M. Hervé Baro - C'est votre opinion, monsieur le sénateur. Personnellement, j'en ai développé une autre, à l'opposé de la vôtre. D'après moi, il faut rechercher la meilleure efficacité du système ; elle se mesure en résultats pour les élèves. Tant que nous constatons que des élèves arrivent au terme de l'école primaire avec des difficultés en lecture, en calcul, en expression orale ; tant que nous constatons que des élèves sortent du système éducatif sans qualification -50, 60 ou 100.000 par an, en tout cas un nombre assez important- ; tant que nous constatons que l'école reproduit, d'une manière certaine, les inégalités sociales, nous pensons que le système n'est pas totalement à l'image de ce que doit être la République, c'est-à-dire égalitaire.

M. Jean-Léonce Dupont, vice-président - Monsieur le secrétaire général, c'est déjà le cas : nous avons sans cesse augmenté les moyens et nous constatons a priori, statistiquement, une augmentation de l'illettrisme !

M. Hervé Baro. - Nous avons une augmentation de l'illettrisme, nous avons une diminution et même une réduction importante du nombre d'élèves sortant sans qualification. Les statistiques et les études montrent qu'il sera de plus en plus difficile de réduire ce nombre, d'où la nécessité d'augmenter l'encadrement éducatif pour réduire le nombre de sorties sans qualification.

Je ne dis pas ici qu'il faut augmenter systématiquement les moyens.

M. Jean-Léonce Dupont, vice-président - Toute votre démonstration a consisté à nous expliquer que, quand les effectifs diminuent, on ne pouvait pas diminuer mais, par contre, des besoins nouveaux devaient être couverts, notamment par les aides-éducateurs. D'ailleurs, on se posera le problème de leur avenir dans cinq ans ; non pas parce que les besoins n'existent pas, car ils existent. Comment trouver les moyens de répondre aux besoins qui sont infinis ?
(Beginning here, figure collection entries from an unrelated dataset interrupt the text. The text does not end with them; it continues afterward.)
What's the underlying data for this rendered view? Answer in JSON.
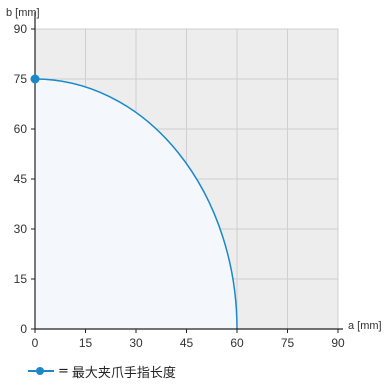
{
  "chart_data": {
    "type": "area",
    "xlabel": "a [mm]",
    "ylabel": "b [mm]",
    "xlim": [
      0,
      90
    ],
    "ylim": [
      0,
      90
    ],
    "xticks": [
      0,
      15,
      30,
      45,
      60,
      75,
      90
    ],
    "yticks": [
      0,
      15,
      30,
      45,
      60,
      75,
      90
    ],
    "grid": true,
    "series": [
      {
        "name": "最大夹爪手指长度",
        "shape": "quarter-ellipse",
        "a_max": 60,
        "b_max": 75,
        "marker": {
          "x": 0,
          "y": 75
        }
      }
    ],
    "legend": {
      "position": "bottom-left",
      "prefix": "=",
      "label": "最大夹爪手指长度"
    }
  },
  "colors": {
    "line": "#1a88c9",
    "fill": "#f4f8fc",
    "background": "#ededed",
    "grid": "#cfcfcf",
    "axis": "#222222"
  }
}
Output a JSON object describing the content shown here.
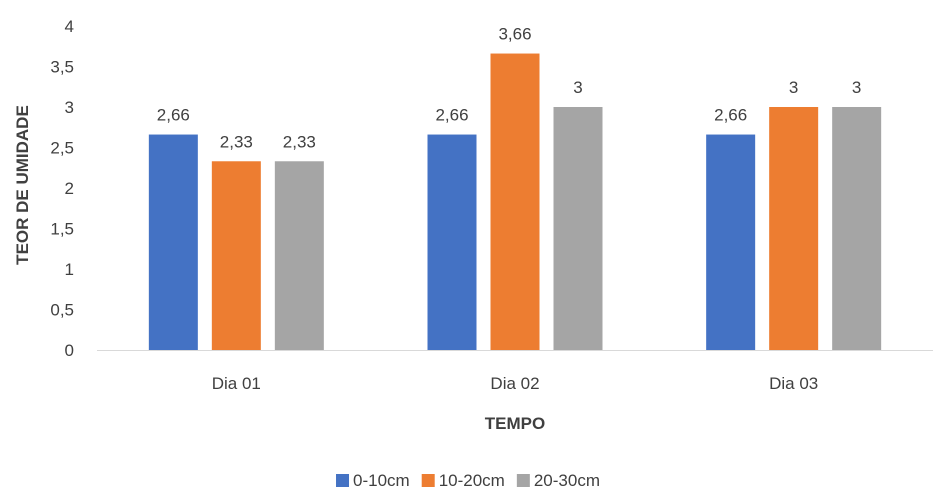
{
  "chart_data": {
    "type": "bar",
    "title": "",
    "xlabel": "TEMPO",
    "ylabel": "TEOR DE UMIDADE",
    "categories": [
      "Dia 01",
      "Dia 02",
      "Dia 03"
    ],
    "series": [
      {
        "name": "0-10cm",
        "color": "#4472C4",
        "values": [
          2.66,
          2.66,
          2.66
        ],
        "labels": [
          "2,66",
          "2,66",
          "2,66"
        ]
      },
      {
        "name": "10-20cm",
        "color": "#ED7D31",
        "values": [
          2.33,
          3.66,
          3.0
        ],
        "labels": [
          "2,33",
          "3,66",
          "3"
        ]
      },
      {
        "name": "20-30cm",
        "color": "#A5A5A5",
        "values": [
          2.33,
          3.0,
          3.0
        ],
        "labels": [
          "2,33",
          "3",
          "3"
        ]
      }
    ],
    "ylim": [
      0,
      4
    ],
    "yticks": [
      0,
      0.5,
      1,
      1.5,
      2,
      2.5,
      3,
      3.5,
      4
    ],
    "ytick_labels": [
      "0",
      "0,5",
      "1",
      "1,5",
      "2",
      "2,5",
      "3",
      "3,5",
      "4"
    ],
    "grid": false,
    "legend_position": "bottom"
  }
}
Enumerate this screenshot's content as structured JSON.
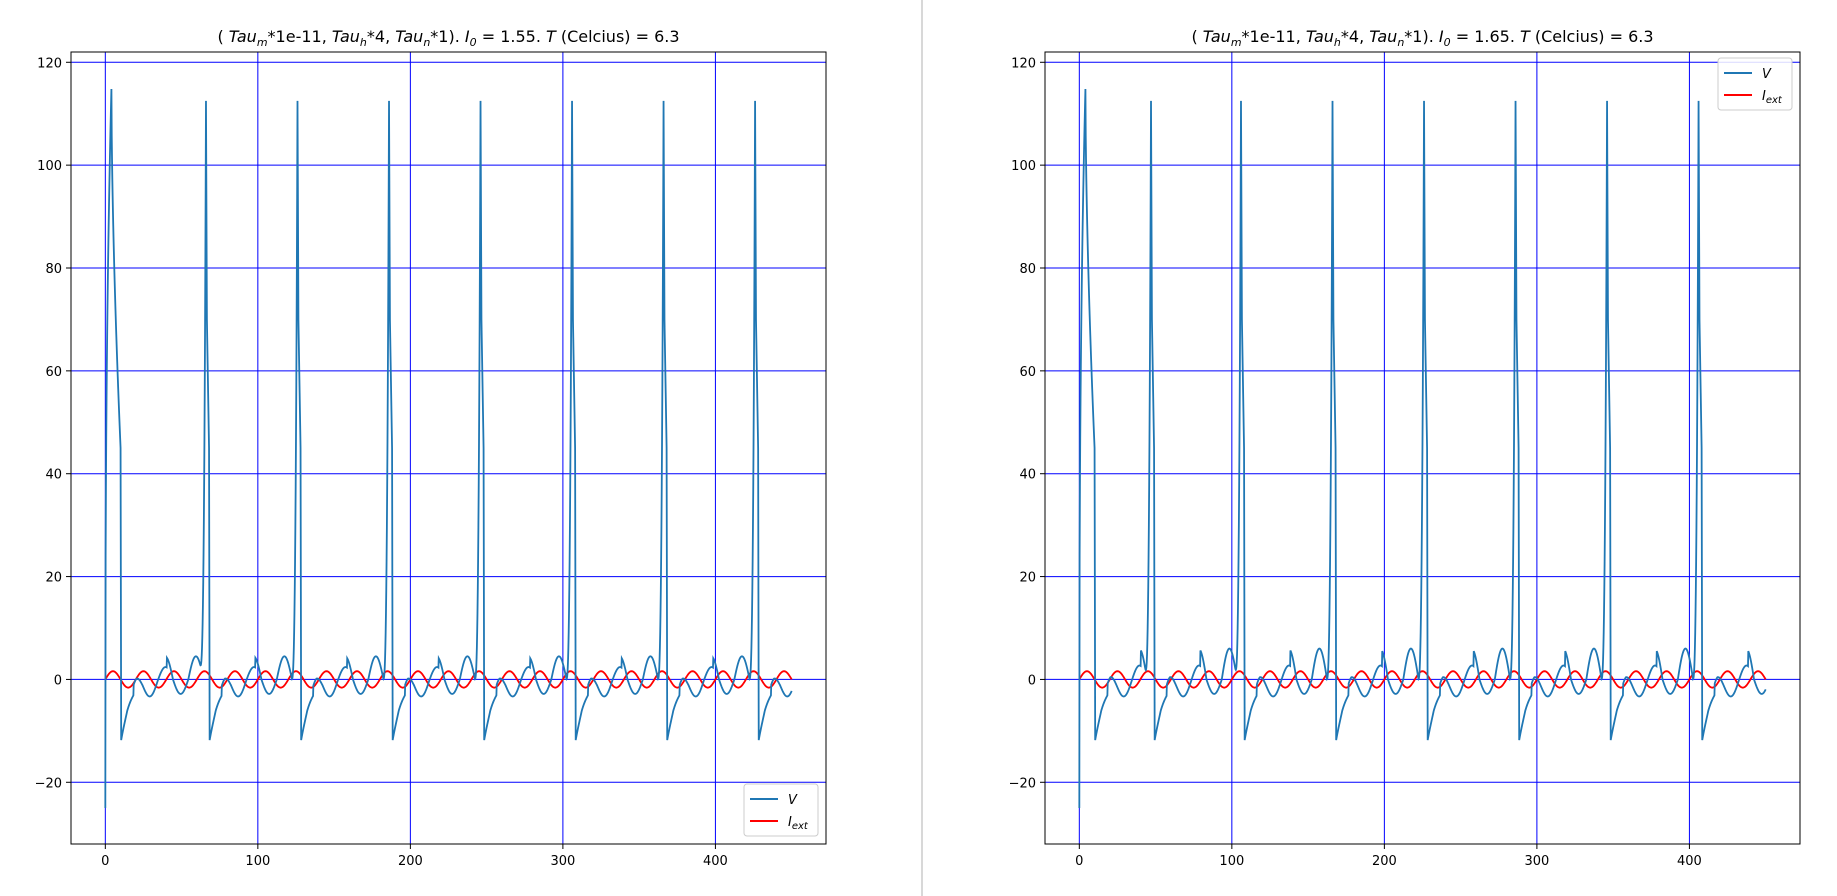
{
  "colors": {
    "grid": "#0000ff",
    "v_line": "#1f77b4",
    "i_line": "#ff0000",
    "divider": "#b0b0b0"
  },
  "chart_data": [
    {
      "type": "line",
      "title": {
        "pre": "( ",
        "tau_m": "Tau",
        "sub_m": "m",
        "mid1": "*1e-11, ",
        "tau_h": "Tau",
        "sub_h": "h",
        "mid2": "*4, ",
        "tau_n": "Tau",
        "sub_n": "n",
        "mid3": "*1). ",
        "i0": "I",
        "sub_0": "0",
        "i0_eq": " = 1.55. ",
        "t_sym": "T",
        "t_rest": " (Celcius) = 6.3"
      },
      "xlim": [
        -22.5,
        472.5
      ],
      "ylim": [
        -32,
        122
      ],
      "xticks": [
        0,
        100,
        200,
        300,
        400
      ],
      "yticks": [
        -20,
        0,
        20,
        40,
        60,
        80,
        100,
        120
      ],
      "x_tick_labels": [
        "0",
        "100",
        "200",
        "300",
        "400"
      ],
      "y_tick_labels": [
        "−20",
        "0",
        "20",
        "40",
        "60",
        "80",
        "100",
        "120"
      ],
      "grid": true,
      "legend_position": "bottom-right",
      "legend": {
        "v": "V",
        "i": "I",
        "i_sub": "ext"
      },
      "series_v": {
        "t_end": 450,
        "v_start": -25,
        "first_spike_t": 4,
        "first_spike_peak": 114.8,
        "spike_times": [
          66,
          126,
          186,
          246,
          306,
          366,
          426
        ],
        "spike_peak": 112.5,
        "trough": -11.8,
        "bump_small": 2.5,
        "bump_large": 4.5
      },
      "series_i": {
        "amplitude": 1.6,
        "period": 20,
        "t_end": 450
      }
    },
    {
      "type": "line",
      "title": {
        "pre": "( ",
        "tau_m": "Tau",
        "sub_m": "m",
        "mid1": "*1e-11, ",
        "tau_h": "Tau",
        "sub_h": "h",
        "mid2": "*4, ",
        "tau_n": "Tau",
        "sub_n": "n",
        "mid3": "*1). ",
        "i0": "I",
        "sub_0": "0",
        "i0_eq": " = 1.65. ",
        "t_sym": "T",
        "t_rest": " (Celcius) = 6.3"
      },
      "xlim": [
        -22.5,
        472.5
      ],
      "ylim": [
        -32,
        122
      ],
      "xticks": [
        0,
        100,
        200,
        300,
        400
      ],
      "yticks": [
        -20,
        0,
        20,
        40,
        60,
        80,
        100,
        120
      ],
      "x_tick_labels": [
        "0",
        "100",
        "200",
        "300",
        "400"
      ],
      "y_tick_labels": [
        "−20",
        "0",
        "20",
        "40",
        "60",
        "80",
        "100",
        "120"
      ],
      "grid": true,
      "legend_position": "top-right",
      "legend": {
        "v": "V",
        "i": "I",
        "i_sub": "ext"
      },
      "series_v": {
        "t_end": 450,
        "v_start": -25,
        "first_spike_t": 4,
        "first_spike_peak": 114.8,
        "spike_times": [
          47,
          106,
          166,
          226,
          286,
          346,
          406
        ],
        "spike_peak": 112.5,
        "trough": -11.8,
        "bump_small": 2.8,
        "bump_large": 6.0
      },
      "series_i": {
        "amplitude": 1.6,
        "period": 20,
        "t_end": 450
      }
    }
  ]
}
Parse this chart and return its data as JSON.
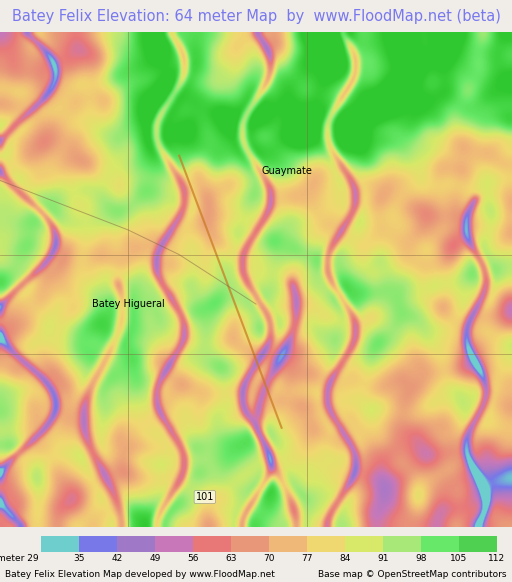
{
  "title": "Batey Felix Elevation: 64 meter Map  by  www.FloodMap.net (beta)",
  "title_color": "#7878f0",
  "title_fontsize": 10.5,
  "footer_left": "Batey Felix Elevation Map developed by www.FloodMap.net",
  "footer_right": "Base map © OpenStreetMap contributors",
  "footer_fontsize": 7.5,
  "colorbar_label": "meter",
  "colorbar_ticks": [
    29,
    35,
    42,
    49,
    56,
    63,
    70,
    77,
    84,
    91,
    98,
    105,
    112
  ],
  "colorbar_colors": [
    "#6ecece",
    "#7878e8",
    "#a878c8",
    "#c878b8",
    "#e87878",
    "#e89878",
    "#f0b878",
    "#f0d870",
    "#d8e868",
    "#a8e878",
    "#68e868"
  ],
  "bg_color": "#f0ece8",
  "map_bg": "#f5c090",
  "fig_width": 5.12,
  "fig_height": 5.82,
  "dpi": 100,
  "label_guaymate": "Guaymate",
  "label_batey_higueral": "Batey Higueral",
  "label_101": "101"
}
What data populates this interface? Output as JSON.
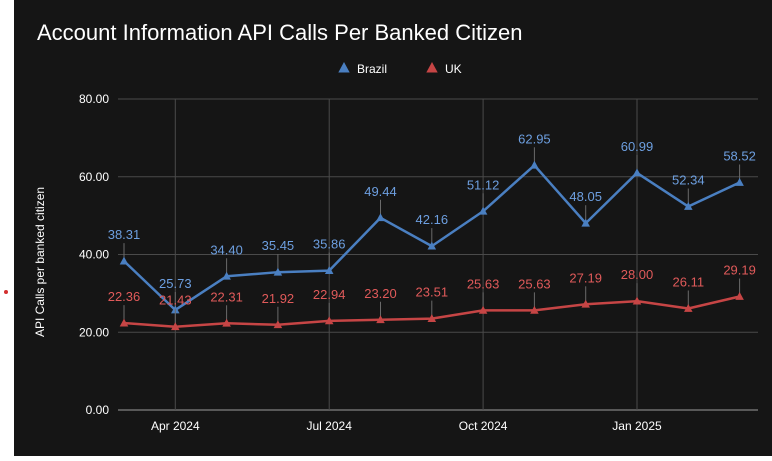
{
  "chart_data": {
    "type": "line",
    "title": "Account Information API Calls Per Banked Citizen",
    "ylabel": "API Calls per banked citizen",
    "xlabel": "",
    "ylim": [
      0,
      80
    ],
    "yticks": [
      "0.00",
      "20.00",
      "40.00",
      "60.00",
      "80.00"
    ],
    "x": [
      "2024-03",
      "2024-04",
      "2024-05",
      "2024-06",
      "2024-07",
      "2024-08",
      "2024-09",
      "2024-10",
      "2024-11",
      "2024-12",
      "2025-01",
      "2025-02",
      "2025-03"
    ],
    "xticks": [
      {
        "x": "2024-04",
        "label": "Apr 2024"
      },
      {
        "x": "2024-07",
        "label": "Jul 2024"
      },
      {
        "x": "2024-10",
        "label": "Oct 2024"
      },
      {
        "x": "2025-01",
        "label": "Jan 2025"
      }
    ],
    "legend_position": "top",
    "grid": true,
    "series": [
      {
        "name": "Brazil",
        "color": "#4a7fc1",
        "label_color": "#6d9fe0",
        "values": [
          38.31,
          25.73,
          34.4,
          35.45,
          35.86,
          49.44,
          42.16,
          51.12,
          62.95,
          48.05,
          60.99,
          52.34,
          58.52
        ]
      },
      {
        "name": "UK",
        "color": "#c64545",
        "label_color": "#e05a5a",
        "values": [
          22.36,
          21.43,
          22.31,
          21.92,
          22.94,
          23.2,
          23.51,
          25.63,
          25.63,
          27.19,
          28.0,
          26.11,
          29.19
        ]
      }
    ]
  }
}
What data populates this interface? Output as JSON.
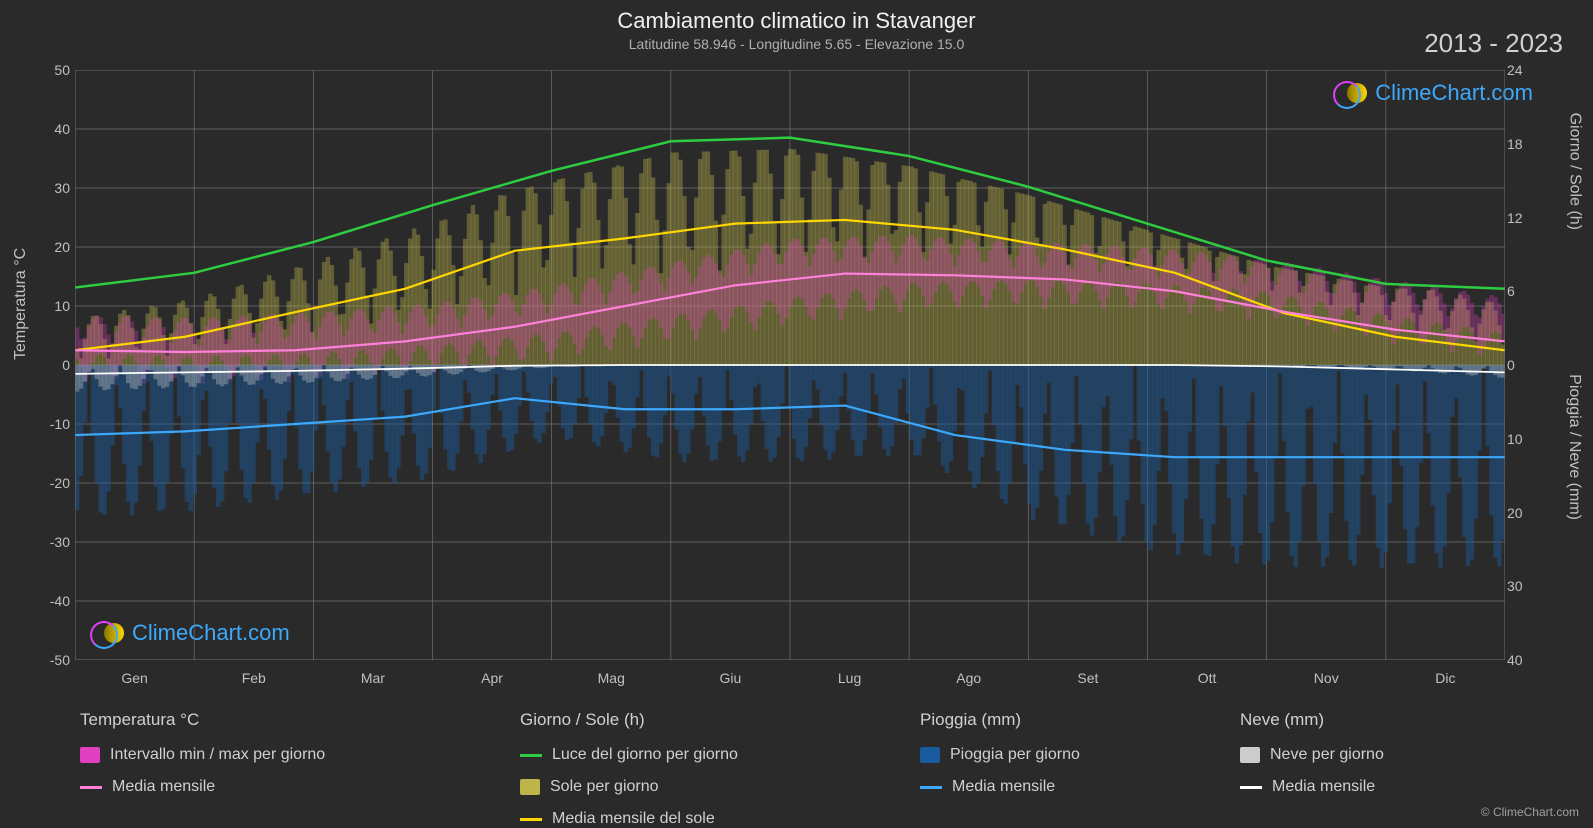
{
  "title": "Cambiamento climatico in Stavanger",
  "subtitle": "Latitudine 58.946 - Longitudine 5.65 - Elevazione 15.0",
  "year_range": "2013 - 2023",
  "copyright": "© ClimeChart.com",
  "watermark_text": "ClimeChart.com",
  "background_color": "#2a2a2a",
  "grid_color": "#707070",
  "text_color": "#d0d0d0",
  "left_axis": {
    "label": "Temperatura °C",
    "min": -50,
    "max": 50,
    "ticks": [
      -50,
      -40,
      -30,
      -20,
      -10,
      0,
      10,
      20,
      30,
      40,
      50
    ]
  },
  "right_axis_top": {
    "label": "Giorno / Sole (h)",
    "min": 0,
    "max": 24,
    "ticks": [
      0,
      6,
      12,
      18,
      24
    ]
  },
  "right_axis_bottom": {
    "label": "Pioggia / Neve (mm)",
    "min": 0,
    "max": 40,
    "ticks": [
      0,
      10,
      20,
      30,
      40
    ]
  },
  "x_axis": {
    "labels": [
      "Gen",
      "Feb",
      "Mar",
      "Apr",
      "Mag",
      "Giu",
      "Lug",
      "Ago",
      "Set",
      "Ott",
      "Nov",
      "Dic"
    ]
  },
  "colors": {
    "temp_range": "#e040c0",
    "temp_mean": "#ff80d8",
    "daylight": "#2ecc40",
    "sun_bars": "#bdb54a",
    "sun_mean": "#ffd700",
    "rain_bars": "#1a5a9e",
    "rain_mean": "#3da9fc",
    "snow_bars": "#cccccc",
    "snow_mean": "#ffffff"
  },
  "daylight_hours": [
    6.3,
    7.5,
    10,
    13,
    15.8,
    18.2,
    18.5,
    17,
    14.5,
    11.5,
    8.5,
    6.6,
    6.2
  ],
  "sun_mean_hours": [
    1.2,
    2.3,
    4.3,
    6.2,
    9.3,
    10.3,
    11.5,
    11.8,
    11,
    9.4,
    7.5,
    4.2,
    2.3,
    1.2
  ],
  "temp_mean_c": [
    2.5,
    2.2,
    2.5,
    4,
    6.5,
    10,
    13.5,
    15.5,
    15.2,
    14.5,
    12.5,
    9,
    6,
    4
  ],
  "temp_max_c": [
    6,
    5.5,
    6.5,
    8,
    11,
    15,
    19,
    19.5,
    18.5,
    17.5,
    15.5,
    12,
    9,
    7
  ],
  "temp_min_c": [
    -0.5,
    -1,
    -0.5,
    1,
    3,
    6,
    9,
    11.5,
    12,
    11.5,
    10,
    6,
    3,
    1
  ],
  "rain_mean_mm": [
    9.5,
    9,
    8,
    7,
    4.5,
    6,
    6,
    5.5,
    9.5,
    11.5,
    12.5,
    12.5,
    12.5,
    12.5
  ],
  "snow_mean_mm": [
    1.2,
    1.0,
    0.8,
    0.5,
    0.1,
    0,
    0,
    0,
    0,
    0,
    0,
    0.2,
    0.6,
    1.0
  ],
  "legend": {
    "temp": {
      "header": "Temperatura °C",
      "items": [
        {
          "swatch": "#e040c0",
          "type": "box",
          "label": "Intervallo min / max per giorno"
        },
        {
          "swatch": "#ff80d8",
          "type": "line",
          "label": "Media mensile"
        }
      ]
    },
    "day": {
      "header": "Giorno / Sole (h)",
      "items": [
        {
          "swatch": "#2ecc40",
          "type": "line",
          "label": "Luce del giorno per giorno"
        },
        {
          "swatch": "#bdb54a",
          "type": "box",
          "label": "Sole per giorno"
        },
        {
          "swatch": "#ffd700",
          "type": "line",
          "label": "Media mensile del sole"
        }
      ]
    },
    "rain": {
      "header": "Pioggia (mm)",
      "items": [
        {
          "swatch": "#1a5a9e",
          "type": "box",
          "label": "Pioggia per giorno"
        },
        {
          "swatch": "#3da9fc",
          "type": "line",
          "label": "Media mensile"
        }
      ]
    },
    "snow": {
      "header": "Neve (mm)",
      "items": [
        {
          "swatch": "#cccccc",
          "type": "box",
          "label": "Neve per giorno"
        },
        {
          "swatch": "#ffffff",
          "type": "line",
          "label": "Media mensile"
        }
      ]
    }
  }
}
M. Hervé Baro - Pour ma part, je suis attaché à l'amélioration de la performance du système. Je ne crois pas, contrairement à vous, que l'on puisse améliorer le système en corrélant la diminution des effectifs d'élèves à la diminution des effectifs d'enseignants, sinon le système va régresser au lieu de progresser. (Signe de dénégation de M. Dupont.)

Pourtant, au Syndicat des enseignants, comme pour vous, notre souci est d'arriver à un système le plus performant possible. Or, il a été démontré qu'il ne faut pas espérer améliorer le système d'un point de vue qualitatif en diminuant de façon quantitative le nombre de personnels d'enseignement.

M. Jean-Léonce Dupont, vice-président - C'est un a priori. Les nouvelles technologies et un certain nombre de donnes peuvent laisser penser qu'il y aura demain des façons d'évoluer différentes.

M. Hervé Baro - Quand il aura été démontré que les nouvelles technologies sont des instruments à la disposition de toutes les écoles, de tous les collèges et de tous les lycées, que les nouvelles technologies peuvent permettre de réduire les effectifs en enseignants,...

M. Jean-Léonce Dupont, vice-président - ...d'adapter, de corréler les effectifs à la diminution de la population scolaire...

M. Hervé Baro - ...alors, nous serons prêts à reprendre les débats. Pour l'instant, s'agissant des nouvelles technologies, je constate que nous n'en sommes qu'au stade du balbutiement à l'éducation nationale ; je ne parle que de ce que je connais. Je suis partisan du développement des nouvelles technologies et je suis partisan de l'adaptation du monde enseignant à leur utilisation, mais je ne veux pas lâcher la proie pour l'ombre et considérer que les nouvelles technologies nous permettront de mieux faire qu'aujourd'hui, à moindre coût. Nous verrons.

M. le Président - Très bien, monsieur le secrétaire général. Merci pour vos réponses très franches.